É pelo Islã que muitos dos palestinos sunitas conseguem se ajudar no Brasil. No Iraque, eles foram perseguidos também por serem sunitas, que têm posições políticas moderadas ou neutras. Por isso, foram perseguidos pelos muçulmanos com posições mais extremadas, como os xiitas e os caridjitas.

No Brasil tem prevalecido o "Zakat", um dos cinco pilares muçulmanos: uma lembrança permanente de que toda riqueza pertence a Deus, e que o indivíduo não pode dispor dela sozinho, já que cada homem é membro de uma comunidade. Ou seja, pelo princípio do Islã, os árabes de outras nacionalidades ajudam os mais pobres.

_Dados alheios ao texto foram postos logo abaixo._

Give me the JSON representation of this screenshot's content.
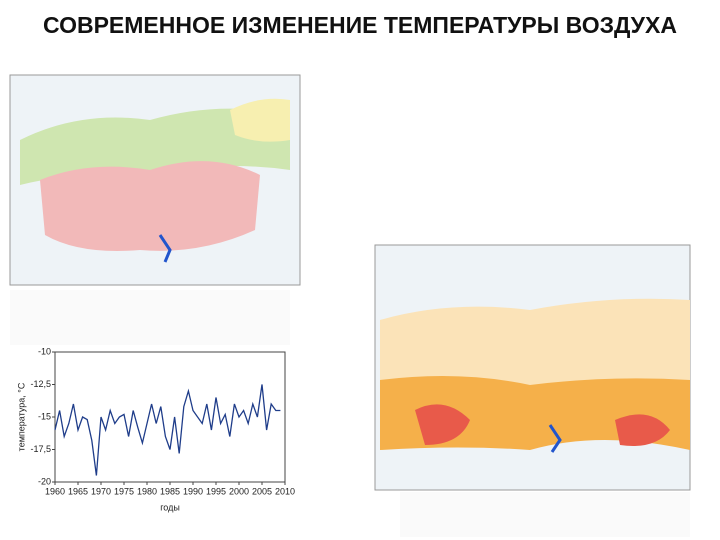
{
  "header": {
    "title": "СОВРЕМЕННОЕ ИЗМЕНЕНИЕ ТЕМПЕРАТУРЫ ВОЗДУХА"
  },
  "chart_data": {
    "type": "line",
    "x_label": "годы",
    "y_label": "температура, °С",
    "x": [
      1960,
      1961,
      1962,
      1963,
      1964,
      1965,
      1966,
      1967,
      1968,
      1969,
      1970,
      1971,
      1972,
      1973,
      1974,
      1975,
      1976,
      1977,
      1978,
      1979,
      1980,
      1981,
      1982,
      1983,
      1984,
      1985,
      1986,
      1987,
      1988,
      1989,
      1990,
      1991,
      1992,
      1993,
      1994,
      1995,
      1996,
      1997,
      1998,
      1999,
      2000,
      2001,
      2002,
      2003,
      2004,
      2005,
      2006,
      2007,
      2008,
      2009
    ],
    "series": [
      {
        "color": "#1f3d8a",
        "values": [
          -16,
          -14.5,
          -16.5,
          -15.5,
          -14,
          -16,
          -15,
          -15.2,
          -16.8,
          -19.5,
          -15,
          -16,
          -14.5,
          -15.5,
          -15,
          -14.8,
          -16.5,
          -14.5,
          -15.8,
          -17,
          -15.5,
          -14,
          -15.5,
          -14.2,
          -16.5,
          -17.5,
          -15,
          -17.8,
          -14.2,
          -13,
          -14.5,
          -15,
          -15.5,
          -14,
          -16,
          -13.5,
          -15.5,
          -14.8,
          -16.5,
          -14,
          -15,
          -14.5,
          -15.5,
          -14,
          -15,
          -12.5,
          -16,
          -14,
          -14.5,
          -14.5
        ]
      }
    ],
    "xlim": [
      1960,
      2010
    ],
    "xticks": [
      1960,
      1965,
      1970,
      1975,
      1980,
      1985,
      1990,
      1995,
      2000,
      2005,
      2010
    ],
    "ylim": [
      -20,
      -10
    ],
    "yticks": [
      -10,
      {
        "value": -12.5,
        "label": "-12,5"
      },
      -15,
      {
        "value": -17.5,
        "label": "-17,5"
      },
      -20
    ]
  }
}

A Mesquita de Mogi das Cruzes reúne famílias árabes procedentes de vários países, que têm ajudado os palestinos. Na última quarta-feira, dia do "sacrifício" para os muçulmanos, vários se cotizavam para ajudar os palestinos com alimentos não tão comuns no Brasil, como carne de carneiro, tâmaras e pistache.

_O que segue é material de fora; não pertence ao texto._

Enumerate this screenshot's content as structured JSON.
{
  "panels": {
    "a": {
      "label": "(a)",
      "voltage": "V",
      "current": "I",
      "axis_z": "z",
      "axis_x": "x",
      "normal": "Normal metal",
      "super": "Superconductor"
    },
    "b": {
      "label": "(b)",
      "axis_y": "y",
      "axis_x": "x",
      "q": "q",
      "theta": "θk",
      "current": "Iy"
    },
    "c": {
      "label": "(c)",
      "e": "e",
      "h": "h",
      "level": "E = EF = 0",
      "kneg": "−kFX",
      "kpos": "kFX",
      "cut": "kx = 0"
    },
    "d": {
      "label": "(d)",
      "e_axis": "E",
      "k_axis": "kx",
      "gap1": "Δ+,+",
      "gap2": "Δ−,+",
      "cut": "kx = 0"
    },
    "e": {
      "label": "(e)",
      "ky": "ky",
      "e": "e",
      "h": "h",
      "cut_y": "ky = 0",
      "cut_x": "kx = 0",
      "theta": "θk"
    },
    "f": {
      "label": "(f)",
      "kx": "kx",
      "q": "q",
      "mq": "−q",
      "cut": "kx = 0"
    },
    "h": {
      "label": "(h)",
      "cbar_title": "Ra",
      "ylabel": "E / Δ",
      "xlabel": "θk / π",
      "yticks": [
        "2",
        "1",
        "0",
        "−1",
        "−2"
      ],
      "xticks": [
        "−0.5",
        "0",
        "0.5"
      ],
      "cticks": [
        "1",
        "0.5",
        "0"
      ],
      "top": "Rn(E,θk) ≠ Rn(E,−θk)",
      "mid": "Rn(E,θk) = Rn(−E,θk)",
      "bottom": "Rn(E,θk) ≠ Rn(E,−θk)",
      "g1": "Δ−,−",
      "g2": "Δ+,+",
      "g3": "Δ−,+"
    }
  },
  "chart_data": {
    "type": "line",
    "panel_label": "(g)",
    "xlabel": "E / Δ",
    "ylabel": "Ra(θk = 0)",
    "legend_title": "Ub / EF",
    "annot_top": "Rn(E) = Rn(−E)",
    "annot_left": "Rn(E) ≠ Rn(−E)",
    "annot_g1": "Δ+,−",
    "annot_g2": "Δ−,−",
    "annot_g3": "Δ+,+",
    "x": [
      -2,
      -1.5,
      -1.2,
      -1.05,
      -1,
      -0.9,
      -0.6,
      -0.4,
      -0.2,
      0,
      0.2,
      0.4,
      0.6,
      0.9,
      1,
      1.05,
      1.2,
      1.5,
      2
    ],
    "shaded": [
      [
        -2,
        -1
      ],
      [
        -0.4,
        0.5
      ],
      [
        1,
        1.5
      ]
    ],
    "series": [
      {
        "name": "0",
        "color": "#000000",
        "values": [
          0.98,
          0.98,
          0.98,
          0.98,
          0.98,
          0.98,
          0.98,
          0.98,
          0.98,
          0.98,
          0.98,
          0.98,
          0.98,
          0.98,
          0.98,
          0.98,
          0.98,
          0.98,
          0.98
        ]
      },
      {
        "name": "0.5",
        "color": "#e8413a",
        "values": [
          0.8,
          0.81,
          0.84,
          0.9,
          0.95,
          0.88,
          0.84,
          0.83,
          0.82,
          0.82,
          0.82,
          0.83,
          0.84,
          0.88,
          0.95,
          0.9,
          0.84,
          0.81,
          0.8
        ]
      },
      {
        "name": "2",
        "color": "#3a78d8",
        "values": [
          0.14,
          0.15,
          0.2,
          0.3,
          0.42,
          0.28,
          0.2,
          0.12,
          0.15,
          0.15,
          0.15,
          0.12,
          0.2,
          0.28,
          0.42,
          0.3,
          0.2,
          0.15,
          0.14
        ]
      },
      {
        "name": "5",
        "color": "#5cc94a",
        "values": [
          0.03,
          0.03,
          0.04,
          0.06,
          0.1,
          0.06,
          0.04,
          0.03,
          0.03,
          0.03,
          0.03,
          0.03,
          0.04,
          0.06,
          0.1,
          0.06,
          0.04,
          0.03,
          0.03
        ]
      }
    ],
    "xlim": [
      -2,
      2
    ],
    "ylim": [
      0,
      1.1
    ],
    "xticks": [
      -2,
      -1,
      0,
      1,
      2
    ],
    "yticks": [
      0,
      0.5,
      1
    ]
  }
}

- Os árabes têm hábitos alimentares muito diferentes. É difícil para eles e tentamos ajudá-los- afirmou o xeque Hosni.

Para melhorar a alimentação da família, Rahmah Mohammed Sha"Ban, de 56 anos, e o marido, Mohammed Talib, estão conseguindo vender o artesanato que faziam no deserto da Jordânia nas ruas de Mogi das Cruzes. Eles produzem cestos de plásticos, tapetes e peças em crochê.

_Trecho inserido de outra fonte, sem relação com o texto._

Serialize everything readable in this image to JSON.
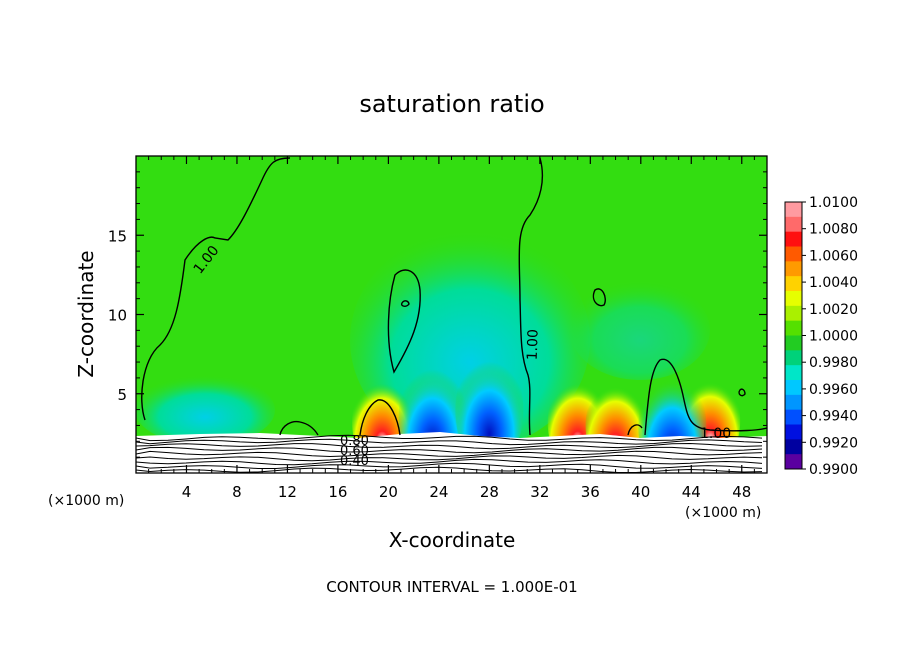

- A ajuda do programa (de reassentamento) é muito boa, mas não podemos ainda comprar toda a alimentação que gostaríamos, pois as distâncias são longas e gastamos também com transporte. A gente deixa a vontade para lá e se alimenta com o que pode, o que inclui até arroz e feijão, a comida brasileira. Para nós, o importante é termos uma pátria agora - diz Rahmah.